Get system health

GET

/v1/durable/health

const url = 'https://app.everruns.com/api/v1/durable/health';
const options = {method: 'GET'};

try {
  const response = await fetch(url, options);
  const data = await response.json();
  console.log(data);
} catch (error) {
  console.error(error);
}

curl --request GET \
  --url https://app.everruns.com/api/v1/durable/health

Responses

200

System health

application/json

System health response

object

active_workers

required

Number of workers in the running state, ready to claim tasks.

integer

claimed_tasks

required

Tasks currently claimed by a worker (gauge).

integer

completed_tasks

required

Cumulative count of tasks that completed successfully (monotonic counter).

integer

completed_workflows

required

Cumulative count of workflows that completed successfully (monotonic counter).

integer

current_load

required

Total tasks currently in flight across all workers.

integer

dlq_size

required

Size of the dead-letter queue (gauge). High values indicate stuck activities.

integer

event_delivery

Event-delivery backend in use: nats for distributed deployments, in_memory for single-instance. None if the field was omitted by an older server.

string | null

failed_tasks

required

Cumulative count of tasks that failed terminally or were sent to the DLQ (monotonic counter).

integer

failed_workflows

required

Cumulative count of workflows that ended in failure (monotonic counter).

integer

load_percentage

required

current_load / total_capacity * 100. 0.0 when no workers are registered.

number format: double

pending_tasks

required

Tasks waiting to be claimed (gauge).

integer

pending_workflows

required

Workflows waiting to be claimed (gauge).

integer

running_workflows

required

Workflows currently executing (gauge).

integer

started_tasks

required

Cumulative count of tasks claimed at least once (monotonic counter).

integer

started_workflows

required

Cumulative count of workflows that started (monotonic counter).

integer

status

required

Aggregate system status: healthy, degraded, or unhealthy. Derived from worker availability, load, and queue depths.

string

total_capacity

required

Sum of max_concurrency across all workers (the upper bound on concurrent task execution).

integer

total_workers

required

Total number of workers registered (heartbeating in the last window).

integer

workers_accepting

required

Number of workers currently accepting new task assignments (subset of active_workers; drains/backpressure excluded).

integer

Example

{
  "active_workers": 4,
  "claimed_tasks": 7,
  "completed_tasks": 12041,
  "completed_workflows": 4128,
  "current_load": 7,
  "dlq_size": 0,
  "event_delivery": "nats",
  "failed_tasks": 34,
  "failed_workflows": 12,
  "load_percentage": 21.875,
  "pending_tasks": 2,
  "pending_workflows": 1,
  "running_workflows": 3,
  "started_tasks": 12082,
  "started_workflows": 4144,
  "status": "healthy",
  "total_capacity": 32,
  "total_workers": 4,
  "workers_accepting": 4
}

500

Internal server error

application/json

Standard error response.

Wire shape is RFC 9457 Problem Details: every error response includes title and status, and may include detail, code, allowed_actions, retry_after_seconds, instance, and type. The content type is rewritten to application/problem+json by [problem_json_content_type].

object

allowed_actions

Recovery actions the caller can take next.

Array<object>

Agent-actionable link describing a follow-up the caller can take. Used in two contexts:

Error recovery — ErrorResponse.allowed_actions carries rels like retry, retry-later, unarchive, get-existing so the agent knows the right next call after a 4xx/429.
Entity hypermedia — WithUrls<T>.allowed_actions carries state-aware rels like cancel, events, self, update on the entity itself so the agent can follow links instead of reconstructing routes from prose.
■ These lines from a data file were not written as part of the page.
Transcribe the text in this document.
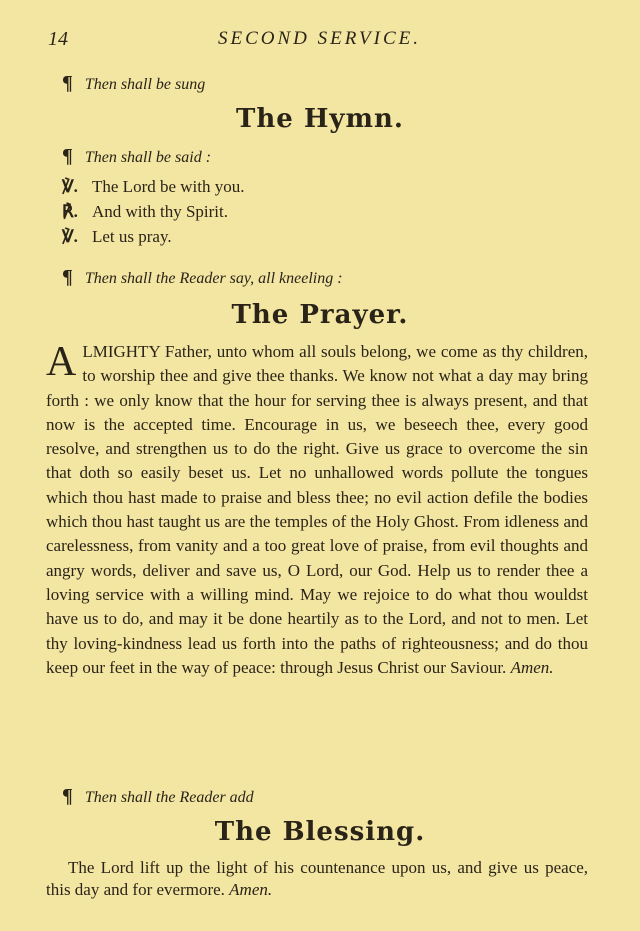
14	SECOND SERVICE.
¶ Then shall be sung
The Hymn.
¶ Then shall be said :
℣. The Lord be with you.
℟. And with thy Spirit.
℣. Let us pray.
¶ Then shall the Reader say, all kneeling :
The Prayer.
ALMIGHTY Father, unto whom all souls belong, we come as thy children, to worship thee and give thee thanks. We know not what a day may bring forth : we only know that the hour for serving thee is always present, and that now is the accepted time. Encourage in us, we beseech thee, every good resolve, and strengthen us to do the right. Give us grace to overcome the sin that doth so easily beset us. Let no unhallowed words pollute the tongues which thou hast made to praise and bless thee; no evil action defile the bodies which thou hast taught us are the temples of the Holy Ghost. From idleness and carelessness, from vanity and a too great love of praise, from evil thoughts and angry words, deliver and save us, O Lord, our God. Help us to render thee a loving service with a willing mind. May we rejoice to do what thou wouldst have us to do, and may it be done heartily as to the Lord, and not to men. Let thy loving-kindness lead us forth into the paths of righteousness; and do thou keep our feet in the way of peace: through Jesus Christ our Saviour. Amen.
¶ Then shall the Reader add
The Blessing.
The Lord lift up the light of his countenance upon us, and give us peace, this day and for evermore. Amen.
The shape is intentionally identical across both contexts; the closed rel vocabulary documented in specs/api-conventions.md distinguishes them.

object

hint

Short, agent-readable hint (e.g. “Shorten ‘name’ to <= 200 chars.”, “Cancel the active turn for this session.”).

string | null

href

Absolute (preferred) or relative URL the caller may invoke directly. Always present on entity hypermedia actions (WithUrls<T>.allowed_actions); optional on error-recovery actions (ErrorResponse.allowed_actions) where the matching operation_id is enough and the URI is implicit from the failed call.

string | null

method

HTTP method to use against href. Required for entity hypermedia actions; usually omitted on error-recovery actions where the same operation is retried with its original method.

string | null

operation_id

OpenAPI operationId the caller should invoke. Lets an MCP client resolve the call without parsing href.

string | null

rel

required

Link relation describing the action. Closed vocabulary documented in specs/api-conventions.md — examples: self, cancel, pause, resume, events, retry, retry-later, unarchive, get-existing, delete, update.

string

schema_ref

OpenAPI $ref to the request-body schema, when the action takes one (e.g. #/components/schemas/UpdateSessionRequest). Lets a tool-calling agent fetch the input shape without scanning the whole spec.

string | null

code

Stable, machine-readable error code (snake_case).

string | null

detail

Human-readable explanation specific to this occurrence.

string | null

instance

Request URI for this occurrence.

string | null

retry_after_seconds

Seconds the caller should wait before retrying (429 / transient 503).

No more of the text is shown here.